新型コロナウイルスの感染初期、トランプ大統領(当時)は新型コロナウイルスを「チャイニーズウイルス」、さらには「カンフルー」と呼んだ。この人種差別的な比喩はアジア系への暴力事件を扇動した。今や類似する状況が再発している。証拠が不足しているにも関わらず、フロリダ州知事、共和党員のロン・デサンティス氏らは、米国で最近感染者が急増しているが、これはラテンアメリカの移民と関連していると述べ、これにより強制的なマスク着用を禁止した自身の政策への批判をかわそうとしている。
例えば19世紀、米国の世論は華人移民が肺結核、ハンセン病、天然痘などの感染症を広めたと称し、華人排斥法案を助長した。20世紀初頭に数百万人の南欧及び東欧の移民が米国の都市に入ると、病気を持ち込むと非難された。1980年代前半にエイズの危機が発生すると、米国疾病予防管理センターはハイチからの新しい移民を「特殊危険グループ」に指定した。2014年にエボラウイルスが蔓延すると、一部の米国の政治家は国境を封鎖するよう提案した。さらにはその国でのエボラウイルスの発生の有無に関わらず、西アフリカ諸国からの移民受け入れを止めるよう主張した。

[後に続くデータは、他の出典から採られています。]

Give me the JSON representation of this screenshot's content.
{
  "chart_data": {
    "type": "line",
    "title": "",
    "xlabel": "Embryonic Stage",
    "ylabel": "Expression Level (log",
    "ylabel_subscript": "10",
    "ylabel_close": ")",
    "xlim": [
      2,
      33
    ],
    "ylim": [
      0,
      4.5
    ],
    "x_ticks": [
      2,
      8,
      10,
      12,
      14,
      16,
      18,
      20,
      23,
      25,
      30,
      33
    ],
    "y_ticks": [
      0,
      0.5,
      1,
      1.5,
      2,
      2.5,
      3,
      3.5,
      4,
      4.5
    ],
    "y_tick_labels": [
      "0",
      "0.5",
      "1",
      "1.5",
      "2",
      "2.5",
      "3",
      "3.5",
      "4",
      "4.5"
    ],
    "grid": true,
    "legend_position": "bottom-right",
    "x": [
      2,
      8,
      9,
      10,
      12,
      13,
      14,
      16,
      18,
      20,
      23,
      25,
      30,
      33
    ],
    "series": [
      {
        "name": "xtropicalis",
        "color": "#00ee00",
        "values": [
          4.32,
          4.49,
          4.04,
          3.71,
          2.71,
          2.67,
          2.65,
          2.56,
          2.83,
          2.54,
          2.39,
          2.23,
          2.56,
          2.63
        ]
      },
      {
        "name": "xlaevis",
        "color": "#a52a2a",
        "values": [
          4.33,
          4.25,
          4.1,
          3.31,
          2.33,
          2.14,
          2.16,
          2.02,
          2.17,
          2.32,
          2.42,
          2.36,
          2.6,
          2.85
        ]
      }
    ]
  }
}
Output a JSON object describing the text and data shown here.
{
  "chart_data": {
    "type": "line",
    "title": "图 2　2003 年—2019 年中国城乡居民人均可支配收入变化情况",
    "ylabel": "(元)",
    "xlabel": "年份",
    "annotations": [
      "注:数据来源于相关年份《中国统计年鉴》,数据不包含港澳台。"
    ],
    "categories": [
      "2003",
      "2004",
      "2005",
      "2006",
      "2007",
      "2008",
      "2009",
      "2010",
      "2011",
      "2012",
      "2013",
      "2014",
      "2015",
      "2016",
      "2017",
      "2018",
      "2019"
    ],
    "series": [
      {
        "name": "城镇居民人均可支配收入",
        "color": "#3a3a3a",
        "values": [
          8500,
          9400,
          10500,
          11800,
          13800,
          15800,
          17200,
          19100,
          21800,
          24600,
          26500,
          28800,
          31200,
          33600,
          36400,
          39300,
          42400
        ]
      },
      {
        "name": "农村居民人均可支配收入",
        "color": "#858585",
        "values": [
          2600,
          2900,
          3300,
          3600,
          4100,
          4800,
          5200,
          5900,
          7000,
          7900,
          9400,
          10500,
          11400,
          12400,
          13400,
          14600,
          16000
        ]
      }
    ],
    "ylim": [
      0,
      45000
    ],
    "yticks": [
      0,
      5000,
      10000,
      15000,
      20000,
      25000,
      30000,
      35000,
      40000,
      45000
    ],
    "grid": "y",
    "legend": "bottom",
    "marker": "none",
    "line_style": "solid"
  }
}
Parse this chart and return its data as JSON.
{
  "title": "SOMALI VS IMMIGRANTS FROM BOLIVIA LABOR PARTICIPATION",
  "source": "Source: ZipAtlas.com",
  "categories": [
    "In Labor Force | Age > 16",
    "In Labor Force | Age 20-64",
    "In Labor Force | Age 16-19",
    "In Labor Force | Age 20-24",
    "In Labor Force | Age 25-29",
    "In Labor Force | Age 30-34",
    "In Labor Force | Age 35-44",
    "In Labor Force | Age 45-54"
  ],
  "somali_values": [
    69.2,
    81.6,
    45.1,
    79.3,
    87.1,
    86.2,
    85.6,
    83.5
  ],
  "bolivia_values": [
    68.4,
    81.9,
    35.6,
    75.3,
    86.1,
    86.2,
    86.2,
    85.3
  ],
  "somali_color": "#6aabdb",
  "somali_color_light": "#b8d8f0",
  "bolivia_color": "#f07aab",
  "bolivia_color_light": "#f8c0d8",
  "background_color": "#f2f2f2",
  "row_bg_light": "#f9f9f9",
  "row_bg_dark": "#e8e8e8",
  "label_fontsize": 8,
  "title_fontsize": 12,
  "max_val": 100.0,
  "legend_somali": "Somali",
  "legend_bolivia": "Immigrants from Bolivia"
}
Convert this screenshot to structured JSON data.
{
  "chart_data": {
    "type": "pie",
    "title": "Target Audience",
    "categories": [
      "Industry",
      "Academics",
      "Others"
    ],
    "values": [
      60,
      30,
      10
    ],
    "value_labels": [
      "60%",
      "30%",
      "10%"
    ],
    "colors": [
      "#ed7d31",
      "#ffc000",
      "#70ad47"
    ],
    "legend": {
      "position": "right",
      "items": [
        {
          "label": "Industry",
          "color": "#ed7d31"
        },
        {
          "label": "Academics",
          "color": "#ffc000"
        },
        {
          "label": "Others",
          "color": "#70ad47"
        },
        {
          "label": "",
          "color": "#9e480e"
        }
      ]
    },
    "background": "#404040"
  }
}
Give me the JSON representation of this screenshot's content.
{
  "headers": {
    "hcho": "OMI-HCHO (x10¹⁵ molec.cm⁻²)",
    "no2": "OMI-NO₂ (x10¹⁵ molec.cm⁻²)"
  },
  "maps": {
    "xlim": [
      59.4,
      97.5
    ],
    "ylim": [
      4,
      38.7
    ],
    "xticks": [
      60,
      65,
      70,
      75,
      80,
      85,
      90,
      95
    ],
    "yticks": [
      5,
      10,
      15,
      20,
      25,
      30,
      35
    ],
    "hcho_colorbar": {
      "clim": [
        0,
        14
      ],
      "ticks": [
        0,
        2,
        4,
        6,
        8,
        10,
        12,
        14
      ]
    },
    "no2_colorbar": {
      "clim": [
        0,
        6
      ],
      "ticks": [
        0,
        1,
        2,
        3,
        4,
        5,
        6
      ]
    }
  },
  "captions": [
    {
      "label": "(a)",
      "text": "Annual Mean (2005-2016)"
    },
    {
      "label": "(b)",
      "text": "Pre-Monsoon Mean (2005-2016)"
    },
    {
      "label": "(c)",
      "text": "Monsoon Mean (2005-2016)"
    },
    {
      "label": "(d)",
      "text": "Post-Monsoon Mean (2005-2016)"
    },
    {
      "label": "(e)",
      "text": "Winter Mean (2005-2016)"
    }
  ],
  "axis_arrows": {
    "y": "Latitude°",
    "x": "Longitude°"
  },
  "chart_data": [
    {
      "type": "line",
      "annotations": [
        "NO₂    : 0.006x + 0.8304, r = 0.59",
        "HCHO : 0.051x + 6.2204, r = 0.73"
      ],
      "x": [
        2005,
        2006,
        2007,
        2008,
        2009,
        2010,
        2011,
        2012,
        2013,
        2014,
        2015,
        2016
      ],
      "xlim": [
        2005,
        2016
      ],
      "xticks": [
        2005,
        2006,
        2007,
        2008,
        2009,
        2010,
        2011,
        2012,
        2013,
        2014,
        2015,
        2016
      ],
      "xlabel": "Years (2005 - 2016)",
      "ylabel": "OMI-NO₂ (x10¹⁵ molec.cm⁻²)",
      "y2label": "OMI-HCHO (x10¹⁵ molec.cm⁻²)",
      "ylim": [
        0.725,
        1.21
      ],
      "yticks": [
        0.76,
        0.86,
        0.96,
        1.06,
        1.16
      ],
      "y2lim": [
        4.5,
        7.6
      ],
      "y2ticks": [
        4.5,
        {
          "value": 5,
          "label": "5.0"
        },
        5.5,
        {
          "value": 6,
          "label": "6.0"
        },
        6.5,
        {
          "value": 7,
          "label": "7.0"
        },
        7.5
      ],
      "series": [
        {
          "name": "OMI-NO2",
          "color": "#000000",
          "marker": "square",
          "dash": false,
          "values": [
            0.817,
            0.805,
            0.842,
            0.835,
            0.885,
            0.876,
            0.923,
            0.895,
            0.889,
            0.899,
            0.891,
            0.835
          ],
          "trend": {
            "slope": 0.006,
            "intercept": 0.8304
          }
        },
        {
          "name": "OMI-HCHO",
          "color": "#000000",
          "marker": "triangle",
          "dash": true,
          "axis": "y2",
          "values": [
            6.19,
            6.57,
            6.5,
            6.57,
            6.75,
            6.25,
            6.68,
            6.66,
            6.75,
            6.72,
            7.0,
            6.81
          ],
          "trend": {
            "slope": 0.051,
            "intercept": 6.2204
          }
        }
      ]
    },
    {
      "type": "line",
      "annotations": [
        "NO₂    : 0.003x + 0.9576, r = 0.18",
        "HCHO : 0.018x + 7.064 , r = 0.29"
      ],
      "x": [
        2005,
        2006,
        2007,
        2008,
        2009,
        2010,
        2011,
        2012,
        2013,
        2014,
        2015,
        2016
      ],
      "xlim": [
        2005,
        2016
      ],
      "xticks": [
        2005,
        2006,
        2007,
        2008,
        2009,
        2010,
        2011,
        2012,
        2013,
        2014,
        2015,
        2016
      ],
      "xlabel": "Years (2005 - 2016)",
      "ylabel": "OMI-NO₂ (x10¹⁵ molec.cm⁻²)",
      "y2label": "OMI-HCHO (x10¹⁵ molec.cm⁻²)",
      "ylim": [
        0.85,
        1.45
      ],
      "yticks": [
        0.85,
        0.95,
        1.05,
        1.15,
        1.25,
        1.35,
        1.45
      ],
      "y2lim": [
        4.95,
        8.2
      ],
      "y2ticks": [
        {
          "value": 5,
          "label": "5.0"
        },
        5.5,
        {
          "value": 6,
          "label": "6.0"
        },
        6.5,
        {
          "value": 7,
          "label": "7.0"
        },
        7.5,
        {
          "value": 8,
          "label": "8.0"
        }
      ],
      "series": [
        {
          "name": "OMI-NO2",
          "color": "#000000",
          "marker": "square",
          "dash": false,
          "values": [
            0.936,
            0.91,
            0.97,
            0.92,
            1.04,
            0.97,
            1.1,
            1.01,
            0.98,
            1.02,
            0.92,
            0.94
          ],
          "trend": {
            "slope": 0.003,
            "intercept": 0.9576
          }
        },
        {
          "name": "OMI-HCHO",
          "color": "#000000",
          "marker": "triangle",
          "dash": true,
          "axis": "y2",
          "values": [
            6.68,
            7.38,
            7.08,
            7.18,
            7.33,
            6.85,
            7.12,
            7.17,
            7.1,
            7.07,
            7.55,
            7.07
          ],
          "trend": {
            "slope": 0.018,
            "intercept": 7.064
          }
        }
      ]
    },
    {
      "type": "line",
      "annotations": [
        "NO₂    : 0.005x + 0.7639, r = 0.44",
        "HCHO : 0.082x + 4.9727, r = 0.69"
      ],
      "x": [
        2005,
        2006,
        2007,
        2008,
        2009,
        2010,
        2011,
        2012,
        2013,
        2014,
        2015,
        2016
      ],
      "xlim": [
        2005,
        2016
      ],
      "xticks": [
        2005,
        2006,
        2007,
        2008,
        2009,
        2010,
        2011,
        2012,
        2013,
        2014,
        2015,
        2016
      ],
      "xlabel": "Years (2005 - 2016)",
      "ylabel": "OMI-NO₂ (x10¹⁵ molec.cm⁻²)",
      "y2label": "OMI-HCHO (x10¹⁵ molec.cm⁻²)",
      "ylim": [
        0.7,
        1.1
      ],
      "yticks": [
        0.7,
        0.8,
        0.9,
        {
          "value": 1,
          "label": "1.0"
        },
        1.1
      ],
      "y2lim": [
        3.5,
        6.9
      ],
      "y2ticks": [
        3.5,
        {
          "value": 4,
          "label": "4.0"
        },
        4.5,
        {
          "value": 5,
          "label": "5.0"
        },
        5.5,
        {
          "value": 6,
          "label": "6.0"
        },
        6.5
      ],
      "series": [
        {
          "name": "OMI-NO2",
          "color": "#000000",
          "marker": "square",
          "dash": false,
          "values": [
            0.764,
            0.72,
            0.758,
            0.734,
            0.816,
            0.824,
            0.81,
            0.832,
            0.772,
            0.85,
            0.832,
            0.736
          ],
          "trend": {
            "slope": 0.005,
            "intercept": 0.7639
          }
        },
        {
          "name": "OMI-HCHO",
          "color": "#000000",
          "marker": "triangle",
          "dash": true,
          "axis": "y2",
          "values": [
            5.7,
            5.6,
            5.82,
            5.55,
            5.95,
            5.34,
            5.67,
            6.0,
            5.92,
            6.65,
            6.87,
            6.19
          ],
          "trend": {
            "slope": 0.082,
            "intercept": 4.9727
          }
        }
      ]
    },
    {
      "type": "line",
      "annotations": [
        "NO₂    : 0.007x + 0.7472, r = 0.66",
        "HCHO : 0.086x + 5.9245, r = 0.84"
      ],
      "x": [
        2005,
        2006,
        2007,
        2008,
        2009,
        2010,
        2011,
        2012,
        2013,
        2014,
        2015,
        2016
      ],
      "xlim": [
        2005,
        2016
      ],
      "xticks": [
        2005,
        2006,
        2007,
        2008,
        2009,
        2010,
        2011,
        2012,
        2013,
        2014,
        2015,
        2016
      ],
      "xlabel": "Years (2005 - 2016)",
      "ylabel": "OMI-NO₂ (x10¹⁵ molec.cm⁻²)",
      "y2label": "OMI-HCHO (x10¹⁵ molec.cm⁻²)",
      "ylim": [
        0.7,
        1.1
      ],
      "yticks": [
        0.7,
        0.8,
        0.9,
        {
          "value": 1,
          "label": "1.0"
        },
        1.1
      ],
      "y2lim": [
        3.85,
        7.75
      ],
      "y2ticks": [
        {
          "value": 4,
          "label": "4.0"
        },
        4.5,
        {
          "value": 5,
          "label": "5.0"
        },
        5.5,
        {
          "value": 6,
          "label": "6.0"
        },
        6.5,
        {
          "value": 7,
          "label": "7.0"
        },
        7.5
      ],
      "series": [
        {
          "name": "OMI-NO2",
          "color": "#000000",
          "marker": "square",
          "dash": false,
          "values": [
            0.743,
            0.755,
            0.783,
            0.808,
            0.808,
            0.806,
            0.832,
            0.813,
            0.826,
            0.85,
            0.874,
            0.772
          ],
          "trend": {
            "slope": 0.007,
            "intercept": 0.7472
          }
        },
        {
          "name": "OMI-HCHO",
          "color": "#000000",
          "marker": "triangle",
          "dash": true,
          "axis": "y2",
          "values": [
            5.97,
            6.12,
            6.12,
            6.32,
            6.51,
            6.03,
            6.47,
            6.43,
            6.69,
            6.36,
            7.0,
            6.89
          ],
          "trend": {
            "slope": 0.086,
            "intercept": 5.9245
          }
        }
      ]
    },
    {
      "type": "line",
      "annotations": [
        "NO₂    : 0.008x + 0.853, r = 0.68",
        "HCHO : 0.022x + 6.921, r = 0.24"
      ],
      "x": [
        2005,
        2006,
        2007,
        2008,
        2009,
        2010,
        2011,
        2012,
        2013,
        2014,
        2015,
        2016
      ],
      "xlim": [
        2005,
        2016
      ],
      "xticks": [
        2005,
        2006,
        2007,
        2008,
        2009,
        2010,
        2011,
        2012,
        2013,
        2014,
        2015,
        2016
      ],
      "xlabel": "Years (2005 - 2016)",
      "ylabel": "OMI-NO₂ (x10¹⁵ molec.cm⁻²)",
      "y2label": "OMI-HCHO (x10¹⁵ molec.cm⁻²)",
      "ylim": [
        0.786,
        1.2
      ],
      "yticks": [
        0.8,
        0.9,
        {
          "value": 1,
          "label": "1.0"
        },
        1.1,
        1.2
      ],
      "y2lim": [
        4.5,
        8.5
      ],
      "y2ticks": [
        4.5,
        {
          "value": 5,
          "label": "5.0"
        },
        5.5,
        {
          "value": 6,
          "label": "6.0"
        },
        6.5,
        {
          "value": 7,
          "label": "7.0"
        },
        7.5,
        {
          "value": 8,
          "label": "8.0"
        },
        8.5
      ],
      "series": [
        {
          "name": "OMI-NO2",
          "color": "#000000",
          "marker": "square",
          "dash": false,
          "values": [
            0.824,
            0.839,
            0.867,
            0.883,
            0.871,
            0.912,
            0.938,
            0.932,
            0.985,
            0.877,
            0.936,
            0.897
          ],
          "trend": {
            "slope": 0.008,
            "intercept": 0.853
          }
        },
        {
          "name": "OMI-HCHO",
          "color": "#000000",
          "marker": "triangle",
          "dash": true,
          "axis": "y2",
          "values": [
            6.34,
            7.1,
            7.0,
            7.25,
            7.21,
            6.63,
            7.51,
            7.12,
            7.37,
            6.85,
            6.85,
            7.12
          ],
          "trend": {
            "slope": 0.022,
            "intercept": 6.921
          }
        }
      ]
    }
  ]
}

米国は常に感染症を外国人と関連付け、彼らを「便利なスケープゴート」にし、疾病及び死亡への責任から逃れる。共和党の政治家による最近の、いわゆる新型コロナウイルスが移民によってもたらされたとする説は正しくないが、外国人のせいにするのは米国の感染症と戦う歴史における常套手段だ。
新型コロナウイルスの感染が最も早く拡大するのは、移民が占める割合が高い地域ではなくワクチン接種率が低い地域だ。ワクチン接種やマスク着用の推進といったシンプルな予防措置が感染拡大防止に対して最も効果的だ。私たちが遭遇した敵とは自分自身だが、鏡を見たり自分の砕けた心を見るよりも他人のせいにする方が容易だ。